Earlier this year, Google unveiled AI Test Kitchen — an Android app that lets users talk to one of its most advanced AI chatbots, LaMDA 2. Today, the company is opening up registrations for early access. You can sign up here, and Google says it will soon be letting people download the app and start chatting. (Though it’s limited to US users right now.)
It’s interesting, considering that Meta made an almost identical move just earlier this month, opening up its latest and greatest AI chatbot, BlenderBot 3, for public consumption. Of course, people quickly found that they could get BlenderBot to say creepy or untruthful things (or even criticize the bot’s nominal boss, Mark Zuckerberg), but that’s kind of the whole point of releasing these demos.
AI researchers say testing chatbots in the wild is still very helpful
As Mary Williamson, a research engineering manager at Facebook AI Research (FAIR), told me at the beginning of the month, many companies don’t like to test their chatbots in the wild because what they say will be damaging to the company, as with Microsoft’s Tay.

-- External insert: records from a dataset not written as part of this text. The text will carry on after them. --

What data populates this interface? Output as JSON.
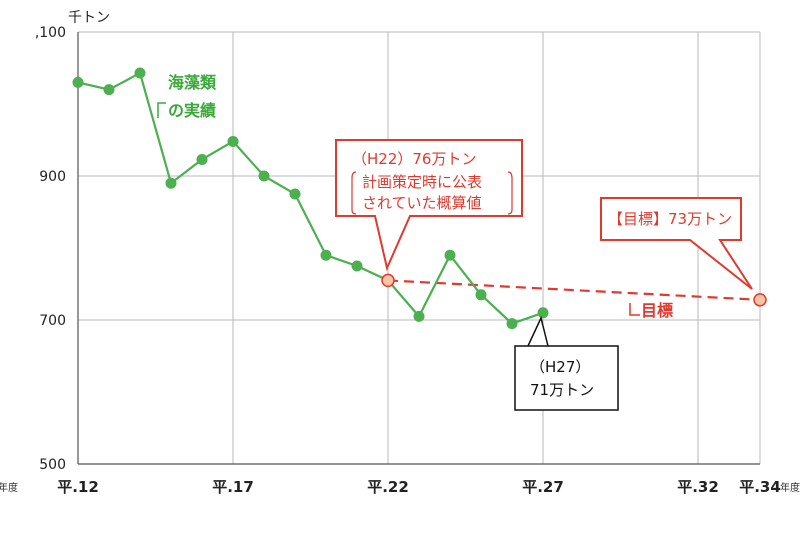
{
  "chart_data": {
    "type": "line",
    "y_unit": "千トン",
    "x_unit": "年度",
    "ylim": [
      500,
      1100
    ],
    "y_ticks": [
      ",100",
      "900",
      "700",
      "500"
    ],
    "x_ticks": [
      "平.12",
      "平.17",
      "平.22",
      "平.27",
      "平.32",
      "平.34"
    ],
    "grid": true,
    "series": [
      {
        "name": "海藻類の実績",
        "color": "#4caf50",
        "x": [
          12,
          13,
          14,
          15,
          16,
          17,
          18,
          19,
          20,
          21,
          22,
          23,
          24,
          25,
          26,
          27
        ],
        "y": [
          1030,
          1020,
          1043,
          890,
          923,
          948,
          900,
          875,
          790,
          775,
          755,
          705,
          790,
          735,
          695,
          710
        ]
      },
      {
        "name": "目標",
        "color": "#e03a2f",
        "style": "dashed",
        "x": [
          22,
          34
        ],
        "y": [
          755,
          728
        ]
      }
    ],
    "annotations": {
      "h22_line1": "（H22）76万トン",
      "h22_line2": "計画策定時に公表",
      "h22_line3": "されていた概算値",
      "target_box": "【目標】73万トン",
      "h27_line1": "（H27）",
      "h27_line2": "71万トン",
      "series_label_line1": "海藻類",
      "series_label_line2": "の実績",
      "target_line_label": "目標"
    }
  }
}
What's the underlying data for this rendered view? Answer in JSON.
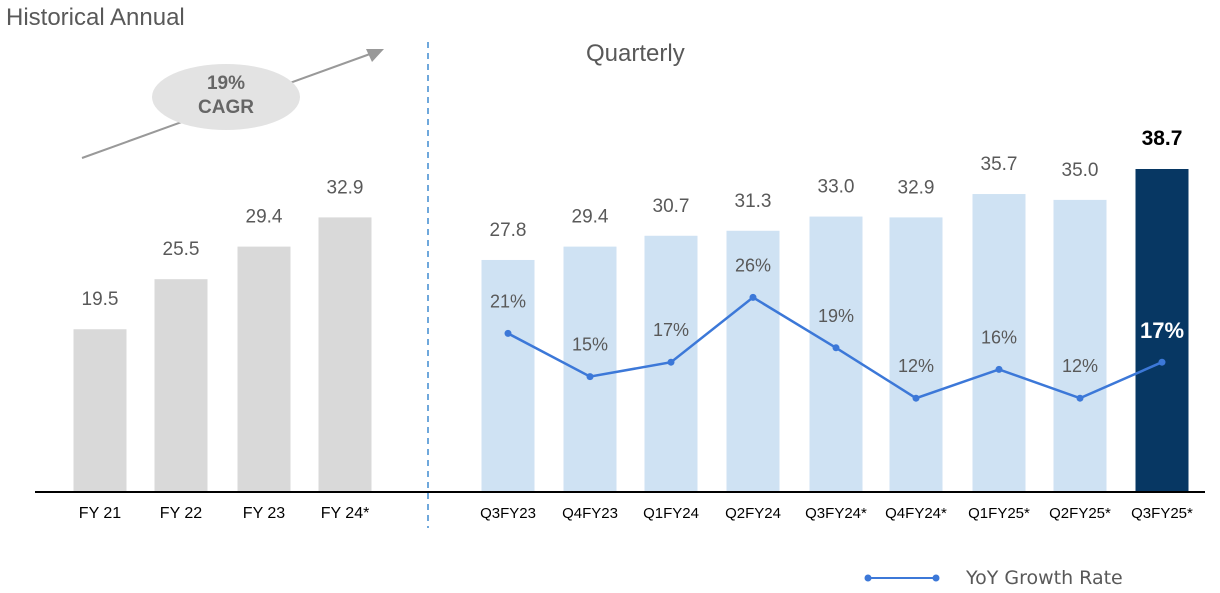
{
  "section_titles": {
    "annual": "Historical Annual",
    "quarterly": "Quarterly"
  },
  "cagr": {
    "percent": "19%",
    "label": "CAGR"
  },
  "legend": {
    "label": "YoY Growth Rate"
  },
  "colors": {
    "annual_bar": "#d9d9d9",
    "quarter_bar": "#cfe2f3",
    "highlight_bar": "#073763",
    "growth_line": "#3c78d8",
    "axis": "#000000",
    "divider": "#6fa8dc",
    "label_text": "#595959"
  },
  "chart_data": [
    {
      "type": "bar",
      "title": "Historical Annual",
      "categories": [
        "FY 21",
        "FY 22",
        "FY 23",
        "FY 24*"
      ],
      "values": [
        19.5,
        25.5,
        29.4,
        32.9
      ],
      "data_labels": [
        "19.5",
        "25.5",
        "29.4",
        "32.9"
      ],
      "annotation": "19% CAGR"
    },
    {
      "type": "bar",
      "title": "Quarterly",
      "categories": [
        "Q3FY23",
        "Q4FY23",
        "Q1FY24",
        "Q2FY24",
        "Q3FY24*",
        "Q4FY24*",
        "Q1FY25*",
        "Q2FY25*",
        "Q3FY25*"
      ],
      "values": [
        27.8,
        29.4,
        30.7,
        31.3,
        33.0,
        32.9,
        35.7,
        35.0,
        38.7
      ],
      "data_labels": [
        "27.8",
        "29.4",
        "30.7",
        "31.3",
        "33.0",
        "32.9",
        "35.7",
        "35.0",
        "38.7"
      ],
      "highlight_index": 8,
      "series": [
        {
          "name": "YoY Growth Rate",
          "type": "line",
          "values": [
            21,
            15,
            17,
            26,
            19,
            12,
            16,
            12,
            17
          ],
          "labels": [
            "21%",
            "15%",
            "17%",
            "26%",
            "19%",
            "12%",
            "16%",
            "12%",
            "17%"
          ]
        }
      ]
    }
  ]
}
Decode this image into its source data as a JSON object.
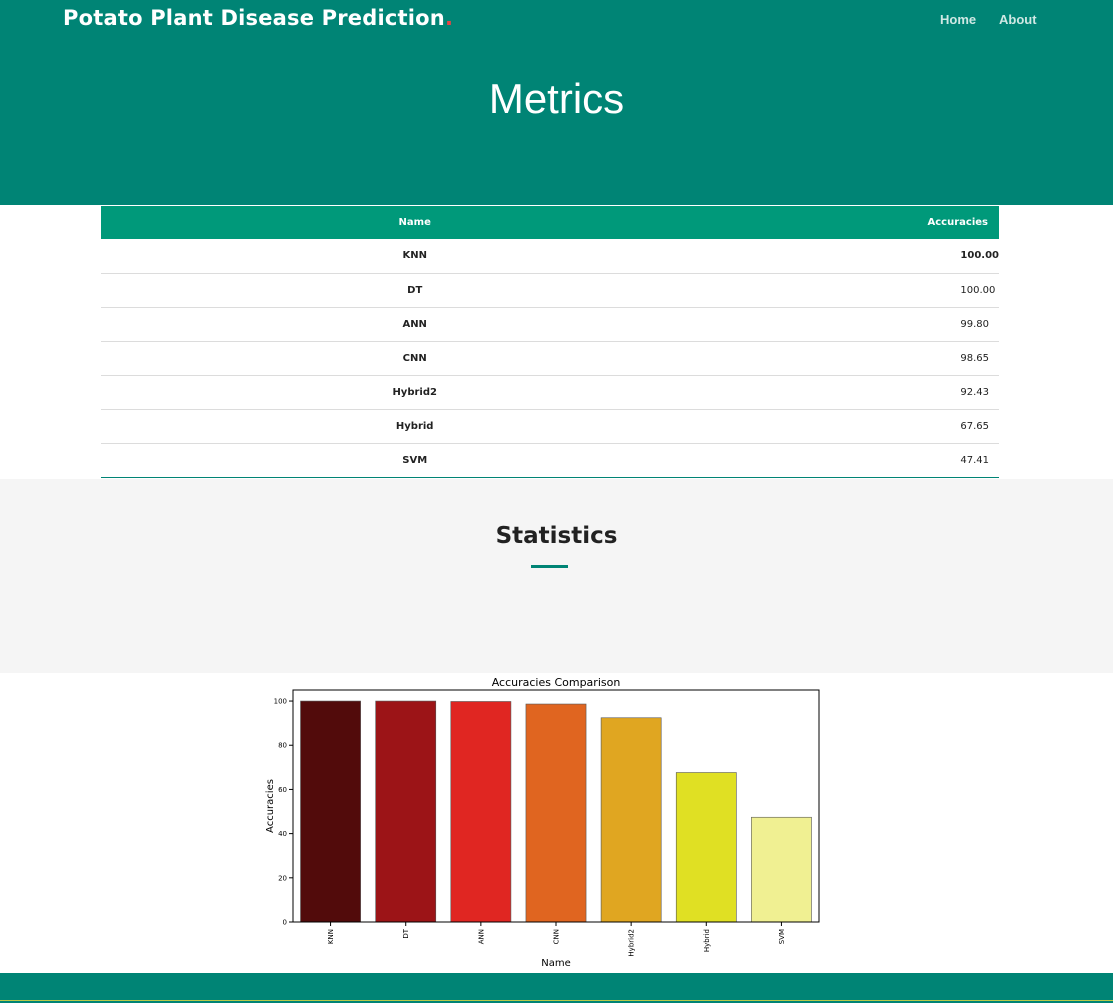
{
  "navbar": {
    "brand": "Potato Plant Disease Prediction",
    "brand_dot": ".",
    "links": [
      "Home",
      "About"
    ]
  },
  "hero": {
    "title": "Metrics"
  },
  "table": {
    "headers": [
      "Name",
      "Accuracies"
    ],
    "rows": [
      {
        "name": "KNN",
        "accuracy": "100.00"
      },
      {
        "name": "DT",
        "accuracy": "100.00"
      },
      {
        "name": "ANN",
        "accuracy": "99.80"
      },
      {
        "name": "CNN",
        "accuracy": "98.65"
      },
      {
        "name": "Hybrid2",
        "accuracy": "92.43"
      },
      {
        "name": "Hybrid",
        "accuracy": "67.65"
      },
      {
        "name": "SVM",
        "accuracy": "47.41"
      }
    ]
  },
  "statistics": {
    "title": "Statistics"
  },
  "colors": {
    "primary": "#008475",
    "table_header": "#00997a",
    "bar_colors": [
      "#520b0b",
      "#9c1417",
      "#e02622",
      "#e06520",
      "#e0a621",
      "#e0e023",
      "#f0f092"
    ]
  },
  "chart_data": {
    "type": "bar",
    "title": "Accuracies Comparison",
    "xlabel": "Name",
    "ylabel": "Accuracies",
    "categories": [
      "KNN",
      "DT",
      "ANN",
      "CNN",
      "Hybrid2",
      "Hybrid",
      "SVM"
    ],
    "values": [
      100.0,
      100.0,
      99.8,
      98.65,
      92.43,
      67.65,
      47.41
    ],
    "ylim": [
      0,
      105
    ],
    "yticks": [
      0,
      20,
      40,
      60,
      80,
      100
    ],
    "grid": false,
    "legend": "none"
  }
}
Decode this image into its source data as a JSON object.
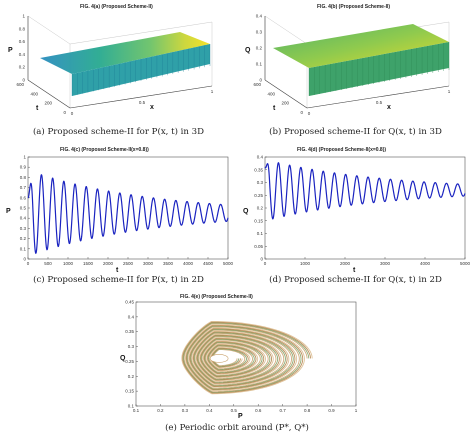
{
  "chart_data": [
    {
      "id": "4a",
      "type": "surface3d",
      "title": "FIG. 4(a)     (Proposed Scheme-II)",
      "zlabel": "P",
      "ylabel": "t",
      "xlabel": "x",
      "zticks": [
        "0",
        "0.2",
        "0.4",
        "0.6",
        "0.8",
        "1"
      ],
      "yticks": [
        "0",
        "200",
        "400",
        "600"
      ],
      "xticks": [
        "0",
        "0.5",
        "1"
      ],
      "caption": "(a) Proposed scheme-II for P(x, t) in 3D"
    },
    {
      "id": "4b",
      "type": "surface3d",
      "title": "FIG. 4(b)     (Proposed Scheme-II)",
      "zlabel": "Q",
      "ylabel": "t",
      "xlabel": "x",
      "zticks": [
        "0",
        "0.1",
        "0.2",
        "0.3",
        "0.4"
      ],
      "yticks": [
        "0",
        "200",
        "400",
        "600"
      ],
      "xticks": [
        "0",
        "0.5",
        "1"
      ],
      "caption": "(b) Proposed scheme-II for Q(x, t) in 3D"
    },
    {
      "id": "4c",
      "type": "line",
      "title": "FIG. 4(c)     (Proposed Scheme-II(x=0.8))",
      "xlabel": "t",
      "ylabel": "P",
      "xlim": [
        0,
        5000
      ],
      "ylim": [
        0,
        1
      ],
      "xticks": [
        "0",
        "500",
        "1000",
        "1500",
        "2000",
        "2500",
        "3000",
        "3500",
        "4000",
        "4500",
        "5000"
      ],
      "yticks": [
        "0",
        "0.1",
        "0.2",
        "0.3",
        "0.4",
        "0.5",
        "0.6",
        "0.7",
        "0.8",
        "0.9",
        "1"
      ],
      "series": [
        {
          "start": 0.6,
          "equilibrium": 0.45,
          "amplitude": 0.42,
          "decay": 0.00033,
          "period": 280,
          "color": "#1a23c0"
        }
      ],
      "caption": "(c) Proposed scheme-II for P(x, t) in 2D"
    },
    {
      "id": "4d",
      "type": "line",
      "title": "FIG. 4(d)     (Proposed Scheme-II(x=0.8))",
      "xlabel": "t",
      "ylabel": "Q",
      "xlim": [
        0,
        5000
      ],
      "ylim": [
        0,
        0.4
      ],
      "xticks": [
        "0",
        "1000",
        "2000",
        "3000",
        "4000",
        "5000"
      ],
      "yticks": [
        "0",
        "0.05",
        "0.1",
        "0.15",
        "0.2",
        "0.25",
        "0.3",
        "0.35",
        "0.4"
      ],
      "series": [
        {
          "start": 0.36,
          "equilibrium": 0.27,
          "amplitude": 0.12,
          "decay": 0.00033,
          "period": 280,
          "color": "#1a23c0"
        }
      ],
      "caption": "(d) Proposed scheme-II for Q(x, t) in 2D"
    },
    {
      "id": "4e",
      "type": "phase",
      "title": "FIG. 4(e)     (Proposed Scheme-II)",
      "xlabel": "P",
      "ylabel": "Q",
      "xlim": [
        0.1,
        1
      ],
      "ylim": [
        0.1,
        0.45
      ],
      "xticks": [
        "0.1",
        "0.2",
        "0.3",
        "0.4",
        "0.5",
        "0.6",
        "0.7",
        "0.8",
        "0.9",
        "1"
      ],
      "yticks": [
        "0.1",
        "0.15",
        "0.2",
        "0.25",
        "0.3",
        "0.35",
        "0.4",
        "0.45"
      ],
      "equilibrium": {
        "P": 0.45,
        "Q": 0.26
      },
      "colors": [
        "#c8a06a",
        "#7a9a5a",
        "#b07a40",
        "#d8b888"
      ],
      "caption": "(e) Periodic orbit around (P*, Q*)"
    }
  ]
}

But for many researchers, the best way to improve these same bots is to throw them into the public arena, where the chattering populace will stress-test and manipulate them in ways no fair-minded engineer would dream of.
“This lack of tolerance for bots saying unhelpful things, in the broad sense of it, is unfortunate,” said Williamson. “And what we’re trying to do is release this very responsibly and push the research forward.”
It’s interesting to compare Google and Meta in that regard, as Meta definitely applied fewer restrictions to interacting with BlenderBot. Google, on the other hand, is limiting conversations with LaMDA 2 to a few basic modes. As I wrote during the announcement:
The app has three modes: “Imagine It,” “Talk About It,” and “List It,” with each intended to test a different aspect of the system’s functionality. “Imagine It” asks users to name a real or imaginary place, which LaMDA will then describe (the test is whether LaMDA can match your description); “Talk About It” offers a conversational prompt (like “talk to a tennis ball about dog”) with the intention of testing whether the AI stays on topic; while “List It” asks users to name any task or topic, with the aim of seeing if LaMDA can break it down into useful bullet points (so, if you say “I want to plant a vegetable garden,” the response might include sub-topics like “What do you want to grow?” and “Water and care”).
That means the potential for embarrassing slips of the virtual tongue is certainly reduced. But, I’ll wager, not entirely eliminated.